Escape Rentals have a bunch of self-contained campervans that meet these requirements. If you’re interested contact us, or just give us a call on 0800 21 61 71. We’ll get you sorted with the right camper for your journey.
What are the penalties of wild camping in New Zealand?
You can get an instant $200 fine if you break wild camping laws in New Zealand.
- Causing damage to the area you’re camping in.
- Not leaving an area when told to
- Refusing to provide information to an officer
- Camping in a prohibited area
- Camping without a toilet in a self-contained vehicle area
- Dumping waste or rubbish
You could also receive a $5000 fine if you behave illegally towards an enforcement officer from the local council or Department of Conservation.
A court-ordered fine of up to $10,000 could also be applied if you dump major waste, such as sewage, on public land.
If you receive a fine you have 28 days to pay it. All details of how to pay the fine will be listed on your notice. If you don’t pay your fine then you can be taken to court. If the vehicle you are using is rented then the vehicle company can charge the fine to your credit card.
Where is the best place to wild camp in New Zealand?

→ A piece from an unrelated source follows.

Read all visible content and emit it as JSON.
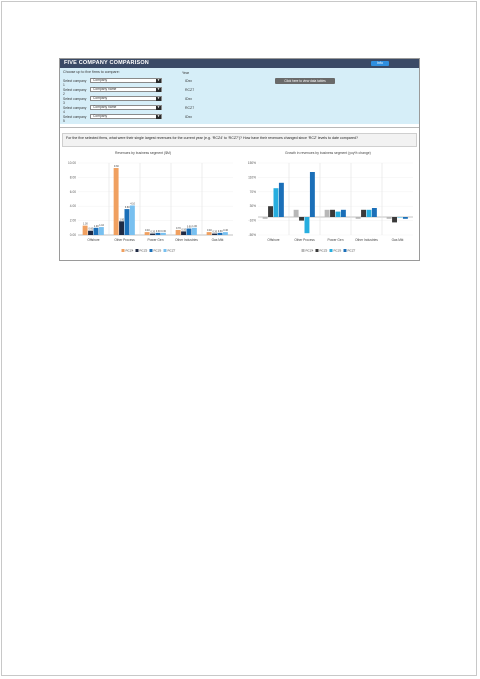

Some great wild camping spots to check out are:
- Kai Iwi Lakes outside of Dargaville
- Mt Maunganui
- Kapowairua (Spirits Bay)
- Aoraki Mackenzie International Dark Sky Reserve
- Lake Tekapo
- Tongariro Crossing
Things to keep in mind while wild camping
We want you to have the best time while you’re in New Zealand. Remember to stay safe and be aware of your surroundings. The land that you’re on is home to many people and has a lot of historical value. It’s important to treat it with respect and care. Take your rubbish with you and recycle or dispose of it in the bins around you. If you have a self-contained vehicle remember to dispose your water waste in the correct disposal facility. Before sleeping make sure your doors and windows are locked and any values are stored away. Most importantly, don’t camp on private land.
- Note – if you see this sign with the red line it means overnight camping is not allowed in that area.
Now comes the best part. It’s time for you to go wild and explore!